A hydrogen like atom (atomic number Z) is in a higher excited state of quantum number n. The excited atom can make a transition to the first excited state by successively emitting two photons of energy 10.2 eV and 17.0 eV, respectively.
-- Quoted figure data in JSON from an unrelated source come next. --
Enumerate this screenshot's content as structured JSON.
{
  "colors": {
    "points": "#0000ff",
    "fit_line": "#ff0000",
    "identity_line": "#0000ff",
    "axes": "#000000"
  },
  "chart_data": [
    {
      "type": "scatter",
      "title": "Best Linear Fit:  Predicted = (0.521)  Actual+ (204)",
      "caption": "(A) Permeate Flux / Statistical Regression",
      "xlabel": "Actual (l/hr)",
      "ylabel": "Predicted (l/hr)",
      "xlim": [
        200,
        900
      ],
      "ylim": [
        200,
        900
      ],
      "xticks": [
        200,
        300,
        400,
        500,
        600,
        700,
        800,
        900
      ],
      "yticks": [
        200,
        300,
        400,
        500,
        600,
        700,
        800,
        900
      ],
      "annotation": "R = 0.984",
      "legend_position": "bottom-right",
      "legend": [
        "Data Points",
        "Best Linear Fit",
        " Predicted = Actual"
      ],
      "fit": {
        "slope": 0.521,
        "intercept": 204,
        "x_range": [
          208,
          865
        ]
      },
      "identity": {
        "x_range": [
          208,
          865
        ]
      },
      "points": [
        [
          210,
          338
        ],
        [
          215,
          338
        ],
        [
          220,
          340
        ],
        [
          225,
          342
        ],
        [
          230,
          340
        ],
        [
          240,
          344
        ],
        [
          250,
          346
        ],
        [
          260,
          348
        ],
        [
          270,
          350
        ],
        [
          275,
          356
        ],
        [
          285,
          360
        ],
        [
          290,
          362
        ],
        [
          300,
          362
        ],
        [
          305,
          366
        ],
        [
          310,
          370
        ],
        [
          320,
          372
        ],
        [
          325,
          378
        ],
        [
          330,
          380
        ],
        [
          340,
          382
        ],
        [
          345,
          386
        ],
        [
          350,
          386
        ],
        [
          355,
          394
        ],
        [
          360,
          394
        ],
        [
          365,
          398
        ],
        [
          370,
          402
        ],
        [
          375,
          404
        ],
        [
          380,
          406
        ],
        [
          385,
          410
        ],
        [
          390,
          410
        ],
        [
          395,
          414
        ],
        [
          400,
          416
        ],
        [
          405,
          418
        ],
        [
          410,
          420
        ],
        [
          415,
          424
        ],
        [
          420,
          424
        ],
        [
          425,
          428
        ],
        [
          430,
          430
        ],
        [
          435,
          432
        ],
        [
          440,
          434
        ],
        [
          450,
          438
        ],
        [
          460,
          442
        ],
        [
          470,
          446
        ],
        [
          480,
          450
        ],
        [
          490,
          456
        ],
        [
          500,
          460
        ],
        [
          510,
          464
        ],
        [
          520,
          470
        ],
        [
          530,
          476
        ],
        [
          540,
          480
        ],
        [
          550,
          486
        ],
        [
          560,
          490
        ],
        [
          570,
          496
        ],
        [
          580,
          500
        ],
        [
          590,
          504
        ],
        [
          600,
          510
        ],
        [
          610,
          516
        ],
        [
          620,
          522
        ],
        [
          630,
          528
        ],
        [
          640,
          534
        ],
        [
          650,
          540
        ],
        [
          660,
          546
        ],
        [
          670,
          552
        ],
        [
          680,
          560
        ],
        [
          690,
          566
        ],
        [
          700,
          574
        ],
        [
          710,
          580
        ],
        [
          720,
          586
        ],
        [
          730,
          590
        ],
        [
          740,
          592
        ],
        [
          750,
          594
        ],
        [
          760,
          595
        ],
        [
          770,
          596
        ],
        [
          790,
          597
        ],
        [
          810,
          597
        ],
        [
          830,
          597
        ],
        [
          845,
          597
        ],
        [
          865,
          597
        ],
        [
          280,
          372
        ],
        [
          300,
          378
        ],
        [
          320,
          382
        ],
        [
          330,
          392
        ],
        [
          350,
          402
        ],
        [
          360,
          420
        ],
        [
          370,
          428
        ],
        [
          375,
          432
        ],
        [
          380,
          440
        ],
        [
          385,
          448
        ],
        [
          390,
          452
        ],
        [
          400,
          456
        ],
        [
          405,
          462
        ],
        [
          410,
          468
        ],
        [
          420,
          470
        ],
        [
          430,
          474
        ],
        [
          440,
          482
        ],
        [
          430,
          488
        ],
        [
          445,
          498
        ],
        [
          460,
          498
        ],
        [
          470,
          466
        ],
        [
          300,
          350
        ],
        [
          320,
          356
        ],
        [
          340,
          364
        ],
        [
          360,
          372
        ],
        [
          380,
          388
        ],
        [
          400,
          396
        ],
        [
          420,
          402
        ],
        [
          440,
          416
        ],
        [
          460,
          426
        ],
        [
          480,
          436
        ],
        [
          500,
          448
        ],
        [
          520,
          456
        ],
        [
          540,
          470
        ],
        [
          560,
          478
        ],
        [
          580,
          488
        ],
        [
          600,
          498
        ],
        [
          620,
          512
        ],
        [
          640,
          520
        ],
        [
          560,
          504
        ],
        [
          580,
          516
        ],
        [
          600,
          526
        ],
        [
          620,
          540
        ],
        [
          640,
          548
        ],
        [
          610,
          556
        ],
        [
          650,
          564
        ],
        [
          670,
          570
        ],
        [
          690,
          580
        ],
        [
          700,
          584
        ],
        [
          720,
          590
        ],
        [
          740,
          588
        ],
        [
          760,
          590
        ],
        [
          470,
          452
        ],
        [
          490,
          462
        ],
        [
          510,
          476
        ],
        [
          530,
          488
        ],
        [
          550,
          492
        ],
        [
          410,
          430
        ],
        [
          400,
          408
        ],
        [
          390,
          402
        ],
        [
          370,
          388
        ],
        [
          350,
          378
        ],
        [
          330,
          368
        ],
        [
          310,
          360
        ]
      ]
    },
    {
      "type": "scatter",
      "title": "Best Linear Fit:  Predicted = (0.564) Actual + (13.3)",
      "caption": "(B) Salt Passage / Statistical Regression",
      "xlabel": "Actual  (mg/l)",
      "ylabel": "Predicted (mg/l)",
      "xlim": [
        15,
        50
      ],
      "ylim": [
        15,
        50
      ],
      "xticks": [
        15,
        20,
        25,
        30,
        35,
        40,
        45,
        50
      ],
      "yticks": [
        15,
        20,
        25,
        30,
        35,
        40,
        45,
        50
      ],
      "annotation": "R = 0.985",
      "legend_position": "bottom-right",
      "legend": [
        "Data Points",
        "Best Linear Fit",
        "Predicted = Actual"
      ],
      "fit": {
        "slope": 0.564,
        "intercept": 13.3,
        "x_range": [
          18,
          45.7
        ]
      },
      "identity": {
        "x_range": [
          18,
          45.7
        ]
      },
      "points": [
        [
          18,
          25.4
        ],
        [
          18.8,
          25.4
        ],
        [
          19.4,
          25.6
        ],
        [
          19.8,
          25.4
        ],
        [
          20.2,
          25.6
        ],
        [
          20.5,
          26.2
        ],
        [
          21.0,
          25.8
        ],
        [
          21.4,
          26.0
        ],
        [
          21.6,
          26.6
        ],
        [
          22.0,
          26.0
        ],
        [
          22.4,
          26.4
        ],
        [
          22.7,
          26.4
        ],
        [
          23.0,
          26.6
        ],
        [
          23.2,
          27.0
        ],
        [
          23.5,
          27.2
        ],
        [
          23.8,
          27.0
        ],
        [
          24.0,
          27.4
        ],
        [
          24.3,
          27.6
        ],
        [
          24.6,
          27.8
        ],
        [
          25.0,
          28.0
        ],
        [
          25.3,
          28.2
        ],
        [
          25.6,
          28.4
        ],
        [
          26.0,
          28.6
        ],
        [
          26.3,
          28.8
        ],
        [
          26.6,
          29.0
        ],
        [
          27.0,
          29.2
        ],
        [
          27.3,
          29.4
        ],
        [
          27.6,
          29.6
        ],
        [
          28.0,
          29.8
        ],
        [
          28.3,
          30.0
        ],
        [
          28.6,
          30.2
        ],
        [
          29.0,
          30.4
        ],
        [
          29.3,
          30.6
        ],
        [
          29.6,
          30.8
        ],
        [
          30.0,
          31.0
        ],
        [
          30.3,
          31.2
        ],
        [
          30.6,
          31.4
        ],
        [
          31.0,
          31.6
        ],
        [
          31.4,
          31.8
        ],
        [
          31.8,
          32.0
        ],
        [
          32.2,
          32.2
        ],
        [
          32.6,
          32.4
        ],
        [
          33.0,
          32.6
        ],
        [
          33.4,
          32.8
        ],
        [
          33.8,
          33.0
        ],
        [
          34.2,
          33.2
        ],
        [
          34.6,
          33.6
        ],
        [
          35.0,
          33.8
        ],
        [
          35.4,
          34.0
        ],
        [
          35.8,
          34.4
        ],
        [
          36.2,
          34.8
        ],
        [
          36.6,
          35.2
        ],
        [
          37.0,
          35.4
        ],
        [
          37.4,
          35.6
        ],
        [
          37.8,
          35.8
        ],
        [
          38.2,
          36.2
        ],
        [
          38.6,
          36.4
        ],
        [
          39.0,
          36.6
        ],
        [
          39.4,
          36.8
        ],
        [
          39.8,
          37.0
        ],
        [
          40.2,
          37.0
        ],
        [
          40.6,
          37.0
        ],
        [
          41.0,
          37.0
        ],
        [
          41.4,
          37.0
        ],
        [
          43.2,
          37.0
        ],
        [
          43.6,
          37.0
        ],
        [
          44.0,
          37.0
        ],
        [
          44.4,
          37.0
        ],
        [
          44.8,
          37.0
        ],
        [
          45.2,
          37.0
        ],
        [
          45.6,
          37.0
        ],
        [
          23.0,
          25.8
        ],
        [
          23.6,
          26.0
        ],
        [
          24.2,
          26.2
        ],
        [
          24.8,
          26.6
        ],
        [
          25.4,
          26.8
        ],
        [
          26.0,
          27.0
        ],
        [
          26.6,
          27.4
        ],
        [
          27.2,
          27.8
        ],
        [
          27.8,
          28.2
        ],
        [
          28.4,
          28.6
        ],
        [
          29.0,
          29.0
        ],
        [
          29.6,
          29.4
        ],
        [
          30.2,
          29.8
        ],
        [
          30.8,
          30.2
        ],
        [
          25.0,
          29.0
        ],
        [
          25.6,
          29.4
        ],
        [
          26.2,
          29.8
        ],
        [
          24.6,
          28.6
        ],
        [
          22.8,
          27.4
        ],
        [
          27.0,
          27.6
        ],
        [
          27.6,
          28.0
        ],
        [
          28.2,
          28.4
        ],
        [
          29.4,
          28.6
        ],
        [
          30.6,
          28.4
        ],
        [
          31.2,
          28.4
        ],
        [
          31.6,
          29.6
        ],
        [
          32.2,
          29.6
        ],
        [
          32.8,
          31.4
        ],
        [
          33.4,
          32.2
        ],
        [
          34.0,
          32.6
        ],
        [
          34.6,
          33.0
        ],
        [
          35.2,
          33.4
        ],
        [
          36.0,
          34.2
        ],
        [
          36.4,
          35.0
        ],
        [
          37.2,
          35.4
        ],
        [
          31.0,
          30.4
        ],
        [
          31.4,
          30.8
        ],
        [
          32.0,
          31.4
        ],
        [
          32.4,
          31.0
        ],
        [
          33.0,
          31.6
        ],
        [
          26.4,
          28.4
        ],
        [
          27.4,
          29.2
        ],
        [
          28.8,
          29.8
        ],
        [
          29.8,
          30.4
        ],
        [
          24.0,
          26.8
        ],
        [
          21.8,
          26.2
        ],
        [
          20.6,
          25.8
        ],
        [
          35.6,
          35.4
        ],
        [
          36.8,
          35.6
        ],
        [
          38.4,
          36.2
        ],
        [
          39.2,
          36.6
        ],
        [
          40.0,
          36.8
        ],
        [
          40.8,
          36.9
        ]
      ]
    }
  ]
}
Alternatively, the atom from the same excited state can make a transition to the second excited state by successively emitting two photons of energies 4.25 eV and 5.95 eV, respectively Determine the values of n and Z. (lonization energy of H-atom = 13.6 eV)

The electronic transitions in a hydrogen-like atom from a state `n_(2)` to a lower state `n_(1)` are given by
`Delta`E = 13.6`Z^(2) ((1)/(n_(1)^(2)) - (1)/(n_(2)^(2)))`.
For the transition from a higher state n to the first excited state `n_(1) =2 ` the total energy released is (10.2 + 17.0) eV or 27.2eV.
Thus `Delta`E = 27.2 eV , `n_(1) ` = 2 and `n_(2)` = n.
We have `27.2 = 13.6 Z^(2) [ (1)/(4) - (1)/(n^(2)) ] ` .... (2)
For the eventual transition to the second excited state `n_(1)` = 3, the total energy released is (4.25 + 5.95) eV or 10.2eV.
Thus 10.2 = 13.6`Z^(2) [ (1)/(9) - (1)/(n^(2)) ] ` ..... (2)
Dividing the Eq. (1) by Eq. (2) we get `(27.2)/(10.2) = (9n^(2) - 36 )/(4n^(2) - 36)`
Solving we get `n^(2)` = 36 or n = 6
Substituting n = 6 in any one of the above equations, we obtain `Z^(2)` = 9 (or) Z = 3, Thus n = 6 and Z = 3.